King Charles stands at a podium to deliver remarks at an event in Gaston Hall.
Category: Events, In the News

Title: Revisiting King Charles III’s Trips to Georgetown Before His Coronation

On May 6, Charles III will be crowned king of England at a coronation ceremony at Westminster Abbey. 

Before assuming this role, King Charles III made several trips to the United States, two of which included visits to the Hilltop. In celebration of his coronation, take a look back at the time Charles spent at Georgetown in 2005 and 2011.

King Charles on Faith and Social Responsibility 

In 2005, Charles made his first diplomatic visit to the U.S. in more than two decades. During his trip, he visited Georgetown’s campus and participated in a seminar on faith and social responsibility in Riggs Library. More than 1,000 students greeted him when he arrived, lining up behind gates in Healy Circle.

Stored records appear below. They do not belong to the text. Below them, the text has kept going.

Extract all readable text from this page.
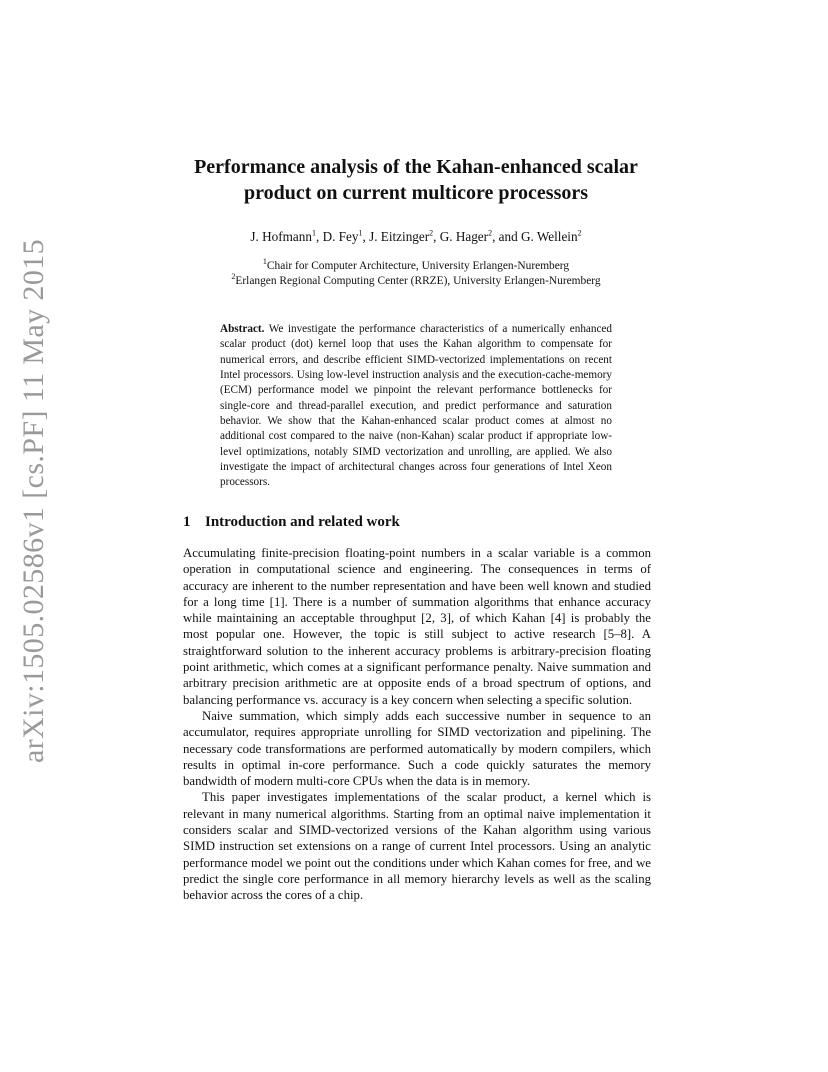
arXiv:1505.02586v1 [cs.PF] 11 May 2015
Performance analysis of the Kahan-enhanced scalar
product on current multicore processors
J. Hofmann$^1$, D. Fey$^1$, J. Eitzinger$^2$, G. Hager$^2$, and G. Wellein$^2$
$^1$Chair for Computer Architecture, University Erlangen-Nuremberg
$^2$Erlangen Regional Computing Center (RRZE), University Erlangen-Nuremberg
Abstract. We investigate the performance characteristics of a numerically enhanced scalar product (dot) kernel loop that uses the Kahan algorithm to compensate for numerical errors, and describe efficient SIMD-vectorized implementations on recent Intel processors. Using low-level instruction analysis and the execution-cache-memory (ECM) performance model we pinpoint the relevant performance bottlenecks for single-core and thread-parallel execution, and predict performance and saturation behavior. We show that the Kahan-enhanced scalar product comes at almost no additional cost compared to the naive (non-Kahan) scalar product if appropriate low-level optimizations, notably SIMD vectorization and unrolling, are applied. We also investigate the impact of architectural changes across four generations of Intel Xeon processors.
1 Introduction and related work

Accumulating finite-precision floating-point numbers in a scalar variable is a common operation in computational science and engineering. The consequences in terms of accuracy are inherent to the number representation and have been well known and studied for a long time [1]. There is a number of summation algorithms that enhance accuracy while maintaining an acceptable throughput [2, 3], of which Kahan [4] is probably the most popular one. However, the topic is still subject to active research [5–8]. A straightforward solution to the inherent accuracy problems is arbitrary-precision floating point arithmetic, which comes at a significant performance penalty. Naive summation and arbitrary precision arithmetic are at opposite ends of a broad spectrum of options, and balancing performance vs. accuracy is a key concern when selecting a specific solution.

Naive summation, which simply adds each successive number in sequence to an accumulator, requires appropriate unrolling for SIMD vectorization and pipelining. The necessary code transformations are performed automatically by modern compilers, which results in optimal in-core performance. Such a code quickly saturates the memory bandwidth of modern multi-core CPUs when the data is in memory.

This paper investigates implementations of the scalar product, a kernel which is relevant in many numerical algorithms. Starting from an optimal naive implementation it considers scalar and SIMD-vectorized versions of the Kahan algorithm using various SIMD instruction set extensions on a range of current Intel processors. Using an analytic performance model we point out the conditions under which Kahan comes for free, and we predict the single core performance in all memory hierarchy levels as well as the scaling behavior across the cores of a chip.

The round-table discussion featured 40 faith leaders, including faculty from Georgetown’s College of Arts & Sciences and the Prince Alwaleed bin Talal Center for Muslim-Christian Understanding in the School of Foreign Service, who discussed the role of faith in facilitating better education outcomes, stronger disaster relief efforts and more effective social service delivery with the then-Prince of Wales.

“As a Jesuit university committed to academic excellence and social justice, Georgetown seeks to encourage and expand interreligious understanding,” Georgetown President John J. DeGioia said at the event. “We frequently offer the resources of the university to help advance dialogue in important areas and are pleased to welcome the [then] Prince of Wales as the latest example of our ongoing efforts.”

King Charles on Reimagining Food Production Systems

When he returned to the Hilltop on May 4, 2011, Charles was again greeted by crowds of students, who waited in the rain to meet him. He presented on food sustainability in Gaston Hall as part of a panel discussion for The Washington Post called “The Future of Food.”

“Having such fond memories of my last visit here, it really is a great joy to be invited back to Georgetown again to speak at this conference,” Charles said as he opened the conversation.

“Having such fond memories of my last visit here, it really is a great joy to be invited back to Georgetown again to speak at this conference.”

King Charles

More than 700 students, faculty and staff gathered to hear his thoughts on a more sustainable model of food production. Looking toward the future, Charles pointed the audience toward more resilient food systems that use sustainability subsidies. 

“We will have to develop much more sustainable or durable forms of food production because the way we have done things up to now are no longer as viable as they once appeared to be,” he said.

DeGioia reinforced Charles’ leadership in sustainable food production and energy in his introductory remarks. 

“The Prince of Wales has been a visionary leader in this space for nearly 30 years,” said DeGioia. “He has been one of the world’s most innovative and admired advocates of sustainable agriculture, ecosystem resilience and green energy sources.”

Eduardo Estrada (G’11), then a graduate student at the then-Georgetown Public Policy Institute (now the McCourt School of Public Policy), said he appreciated Charles’ message and the ways it complemented his work in the classroom. 

“I was very pleased to hear Prince Charles talk about many of the issues we have been discussing all semester,” Estrada said in a 2011 Georgetown news story. “He is someone who managed to use his royal status to challenge some of the existing assumptions regarding the way that we produce food in the world and the ability of sustainable agriculture to feed a rapidly growing population.”

The King, who would assume the role 12 years later, was already looking ahead. 

“Questioning the conventional worldview is a risky business,” he said. “And the only reason I have done so is for the sake of your generation and for the integrity of nature itself. It is your future that concerns me, and that of your grandchildren and theirs too. That is how far we should be looking ahead.”